Les médias jordaniens estiment qu’environ 80.000 Syriens se seraient réfugiés dans le royaume hachémite depuis le début de la répression meurtrière, il y a onze mois. «Ils n’ont pas le statut de réfugié car il n’y a pas besoin de visa pour venir en Jordanie. L’Etat les reçoit en invités. On peut même, s’ils le souhaitent, donner des cours à leurs enfants dans nos écoles», explique le directeur du centre islamique, cheikh Mofead Al-Hafead.

Pour autant, la situation est critique. «Le gouvernement jordanien refuse de reconnaître qu’il y en a beaucoup dans le pays. Aujourd’hui, les associations non gouvernementales se substituent à l’Etat pour venir en aide à ces personnes.
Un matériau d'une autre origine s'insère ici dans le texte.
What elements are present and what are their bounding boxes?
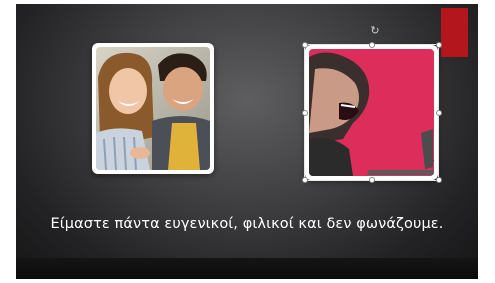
resize-handle-bottom-right[interactable]	[436, 177, 442, 183]
resize-handle-top-left[interactable]	[302, 42, 308, 48]
presentation-canvas: ↻ Είμαστε πάντα ευγενικοί, φιλικοί και δ…	[0, 0, 495, 283]
selection-box[interactable]	[304, 44, 439, 181]
resize-handle-top[interactable]	[369, 42, 375, 48]
rotate-handle-icon[interactable]: ↻	[369, 25, 381, 37]
red-accent-rectangle[interactable]	[441, 8, 468, 57]
resize-handle-right[interactable]	[436, 110, 442, 116]
slide-caption[interactable]: Είμαστε πάντα ευγενικοί, φιλικοί και δεν…	[16, 216, 478, 232]
resize-handle-top-right[interactable]	[436, 42, 442, 48]
resize-handle-bottom-left[interactable]	[302, 177, 308, 183]
happy-couple-image[interactable]	[92, 43, 214, 174]
slide-bottom-band	[16, 258, 478, 279]
happy-couple-photo	[96, 47, 210, 170]
resize-handle-left[interactable]	[302, 110, 308, 116]
resize-handle-bottom[interactable]	[369, 177, 375, 183]
slide[interactable]: ↻ Είμαστε πάντα ευγενικοί, φιλικοί και δ…	[16, 4, 478, 279]
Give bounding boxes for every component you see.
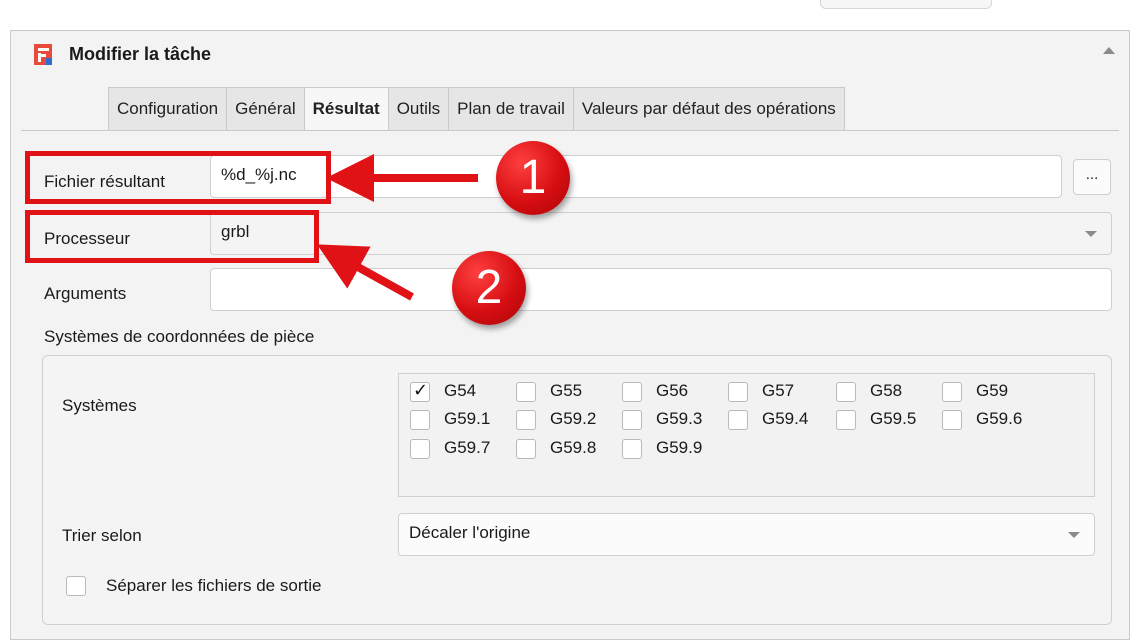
annotation-badge-2: 2 bbox=[452, 251, 526, 325]
arrow-to-processor bbox=[317, 244, 414, 301]
annotation-arrows bbox=[317, 154, 478, 301]
annotation-badge-1: 1 bbox=[496, 141, 570, 215]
Mais on ne va pas pouvoir tenir le coup. Il va falloir ouvrir des camps de réfugiés», poursuit-il. 

La situation devrait se dégrader dans les semaines à venir

Justement, un terrain de plusieurs hectares a été définit à quelques kilomètres de la frontière par les autorités, prêt à supporter l’arrivée d’environ un millier de familles. «Il n’est pas encore question de l’ouvrir. C’est juste au cas où on en ait besoin», confirme-t-on au centre d’accueil de la presse étrangère à Amman, la capitale.
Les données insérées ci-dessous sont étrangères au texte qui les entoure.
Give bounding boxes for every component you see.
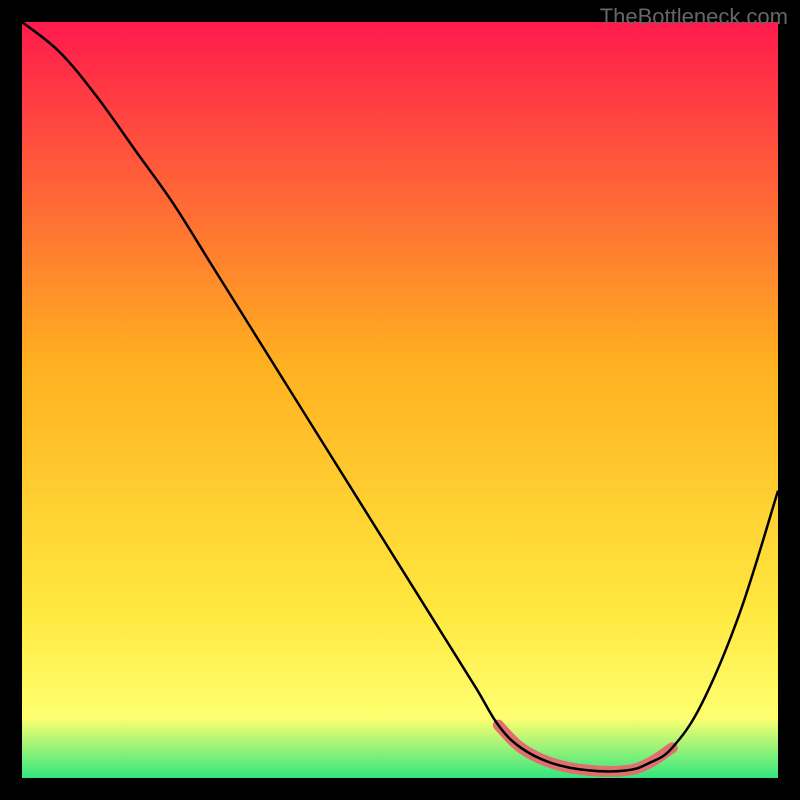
gradient-background xyxy=(22,22,778,778)
chart-svg xyxy=(22,22,778,778)
chart-frame: TheBottleneck.com xyxy=(0,0,800,800)
chart-plot xyxy=(22,22,778,778)
watermark-text: TheBottleneck.com xyxy=(600,4,788,30)
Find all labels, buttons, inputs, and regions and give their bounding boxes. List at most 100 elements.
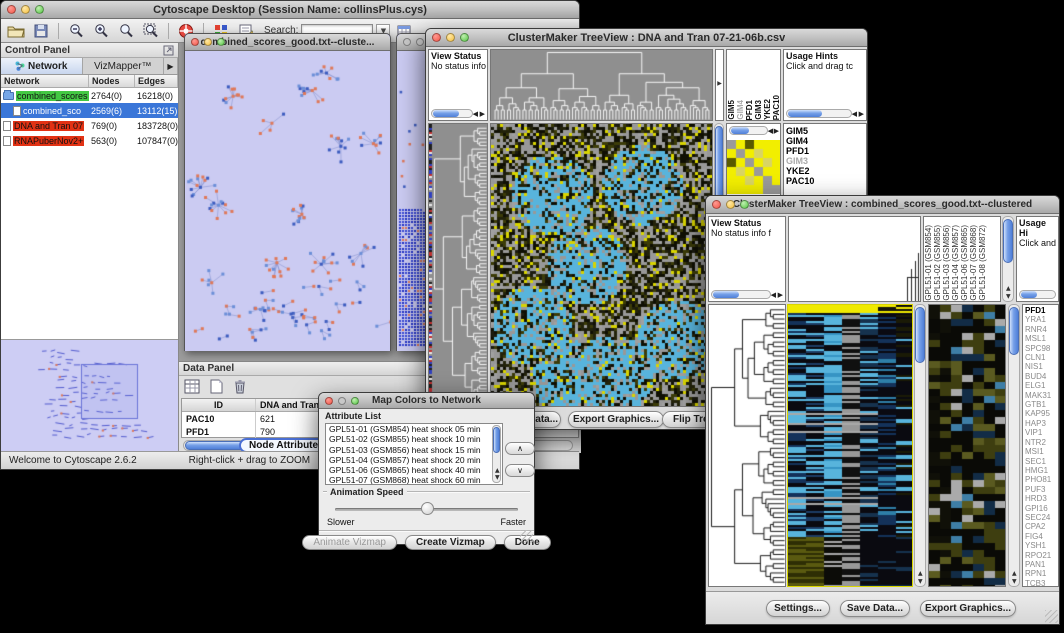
col-edges[interactable]: Edges [135,75,178,87]
scrollbar-thumb[interactable] [1003,219,1013,263]
scrollbar-thumb[interactable] [1009,307,1019,355]
tv1-hints-scrollbar[interactable] [786,109,852,118]
minimize-button[interactable] [338,397,346,405]
resize-grip[interactable] [520,530,533,543]
tv2-gene-label[interactable]: GTB1 [1025,400,1058,409]
tv1-global-scrollbar[interactable] [729,126,768,135]
zoom-in-icon[interactable] [90,21,112,41]
col-nodes[interactable]: Nodes [89,75,135,87]
tv2-gene-label[interactable]: NIS1 [1025,362,1058,371]
minimize-button[interactable] [204,38,212,46]
col-network[interactable]: Network [1,75,89,87]
tv2-gene-label[interactable]: HAP3 [1025,419,1058,428]
tv2-gene-label[interactable]: HMG1 [1025,466,1058,475]
minimize-button[interactable] [446,33,455,42]
tv2-gene-label[interactable]: MAK31 [1025,391,1058,400]
animate-vizmap-button[interactable]: Animate Vizmap [302,535,397,550]
tv2-gene-label[interactable]: MSL1 [1025,334,1058,343]
zoom-selected-icon[interactable] [115,21,137,41]
tv2-array-label[interactable]: GPL51-07 (GSM868) [969,225,978,301]
save-button[interactable] [30,21,52,41]
tv2-array-label[interactable]: GPL51-06 (GSM865) [960,225,969,301]
tv1-column-label[interactable]: GIM3 [754,100,763,120]
zoom-button[interactable] [460,33,469,42]
float-panel-icon[interactable] [163,45,174,56]
minimize-button[interactable] [416,38,424,46]
tv2-gene-label[interactable]: TCB3 [1025,579,1058,587]
attribute-item[interactable]: GPL51-04 (GSM857) heat shock 20 min [326,455,502,465]
tv2-heatmap[interactable] [787,304,913,587]
scroll-up-icon[interactable]: ▲ [1012,571,1017,577]
zoom-button[interactable] [740,200,749,209]
network-graph-canvas[interactable] [185,51,390,351]
scroll-up-icon[interactable]: ▲ [918,571,923,577]
move-down-button[interactable]: ∨ [505,464,535,477]
network-tree-row[interactable]: RNAPuberNov2+563(0)107847(0) [1,133,178,148]
tv2-array-label[interactable]: GPL51-04 (GSM857) [951,225,960,301]
tv2-gene-label[interactable]: SPC98 [1025,344,1058,353]
attribute-item[interactable]: GPL51-02 (GSM855) heat shock 10 min [326,434,502,444]
tv2-gene-label[interactable]: YSH1 [1025,541,1058,550]
network-name-cell[interactable]: RNAPuberNov2+ [1,133,89,148]
tv2-array-label[interactable]: GPL51-08 (GSM872) [978,225,987,301]
scroll-right-icon[interactable]: ▶ [480,110,485,118]
tv2-heatmap-vscrollbar[interactable]: ▲ ▼ [914,304,926,587]
animation-speed-slider[interactable] [335,508,518,511]
tv1-column-label[interactable]: GIM5 [727,100,736,120]
tv2-gene-label[interactable]: RNR4 [1025,325,1058,334]
tv2-zoom-vscrollbar[interactable]: ▲ ▼ [1008,304,1020,587]
delete-attribute-icon[interactable] [229,376,251,396]
scroll-left-icon[interactable]: ◀ [473,110,478,118]
attribute-item[interactable]: GPL51-06 (GSM865) heat shock 40 min [326,465,502,475]
tv2-array-label[interactable]: GPL51-01 (GSM854) [924,225,933,301]
new-attribute-icon[interactable] [205,376,227,396]
tv1-column-label[interactable]: GIM4 [736,100,745,120]
close-button[interactable] [712,200,721,209]
tv2-gene-label[interactable]: CPA2 [1025,522,1058,531]
tv1-column-labels[interactable]: GIM5GIM4PFD1GIM3YKE2PAC10 [726,49,781,121]
tv2-gene-label[interactable]: HRD3 [1025,494,1058,503]
dialog-titlebar[interactable]: Map Colors to Network [319,393,534,409]
settings-button[interactable]: Settings... [766,600,830,617]
attribute-list-scrollbar[interactable]: ▲ ▼ [492,425,501,483]
network-name-cell[interactable]: combined_scores [1,88,89,103]
tv1-row-dendrogram[interactable] [428,123,488,407]
tv1-gene-label[interactable]: GIM5 [786,126,864,136]
resize-grip[interactable] [1045,610,1058,623]
network-overview-canvas[interactable] [3,342,173,448]
scroll-down-icon[interactable]: ▼ [495,475,500,481]
tv2-hints-scrollbar[interactable] [1019,290,1056,299]
tv2-gene-label[interactable]: SEC24 [1025,513,1058,522]
tv2-gene-label[interactable]: MSI1 [1025,447,1058,456]
zoom-out-icon[interactable] [65,21,87,41]
tv2-gene-label[interactable]: NTR2 [1025,438,1058,447]
tv2-array-labels[interactable]: GPL51-01 (GSM854)GPL51-02 (GSM855) GPL51-… [923,216,1001,302]
tv2-gene-label[interactable]: CLN1 [1025,353,1058,362]
scroll-up-icon[interactable]: ▲ [1006,286,1011,292]
tab-vizmapper[interactable]: VizMapper™ [83,58,165,74]
close-button[interactable] [403,38,411,46]
tv2-array-label[interactable]: GPL51-02 (GSM855) [933,225,942,301]
tv2-gene-label[interactable]: FIG4 [1025,532,1058,541]
move-up-button[interactable]: ∧ [505,442,535,455]
tv2-zoom-heatmap[interactable] [928,304,1006,587]
network-overview-panel[interactable] [1,339,178,451]
tv2-gene-label[interactable]: PFD1 [1025,306,1058,315]
slider-thumb[interactable] [421,502,434,515]
scroll-down-icon[interactable]: ▼ [918,579,923,585]
treeview1-titlebar[interactable]: ClusterMaker TreeView : DNA and Tran 07-… [426,29,867,47]
network-tree-row[interactable]: combined_sco2569(6)13112(15) [1,103,178,118]
create-vizmap-button[interactable]: Create Vizmap [405,535,496,550]
scrollbar-thumb[interactable] [493,427,500,453]
tv1-splitter[interactable]: ▶ [715,49,724,121]
tv2-gene-label[interactable]: YRA1 [1025,315,1058,324]
scroll-down-icon[interactable]: ▼ [1006,294,1011,300]
scroll-left-icon[interactable]: ◀ [852,110,857,118]
tv2-status-scrollbar[interactable] [711,290,771,299]
export-graphics-button[interactable]: Export Graphics... [920,600,1016,617]
tv1-gene-label[interactable]: GIM3 [786,156,864,166]
scroll-down-icon[interactable]: ▼ [1012,579,1017,585]
scroll-right-icon[interactable]: ▶ [859,110,864,118]
id-column-header[interactable]: ID [182,399,256,411]
network-view-titlebar[interactable]: combined_scores_good.txt--cluste... [185,34,390,51]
Les observateurs estiment que la situation devrait se dégrader dans les semaines à venir. «Ca sera même pire que lors de la guerre d’Irak. Plus la répression se durcit, plus on s’aperçoit que les Syriens affluent», souffle un habitant de la ville. Il n’est pas rare d’ailleurs que la police locale supervise les distributions d’argent aux Syriens dans le centre islamique. «Il n’y a jamais eu un seul problème», coupe un responsable. «La police veut éviter les débordements.» En Jordanie, l’accueil des réfugiés de la région représente une lourde charge. Entre 2003 et 2008, le royaume avait ouvert ses portes à 1,5 millions d’Irakiens.

*A la demande de l’intéressé, le prénom a été changé.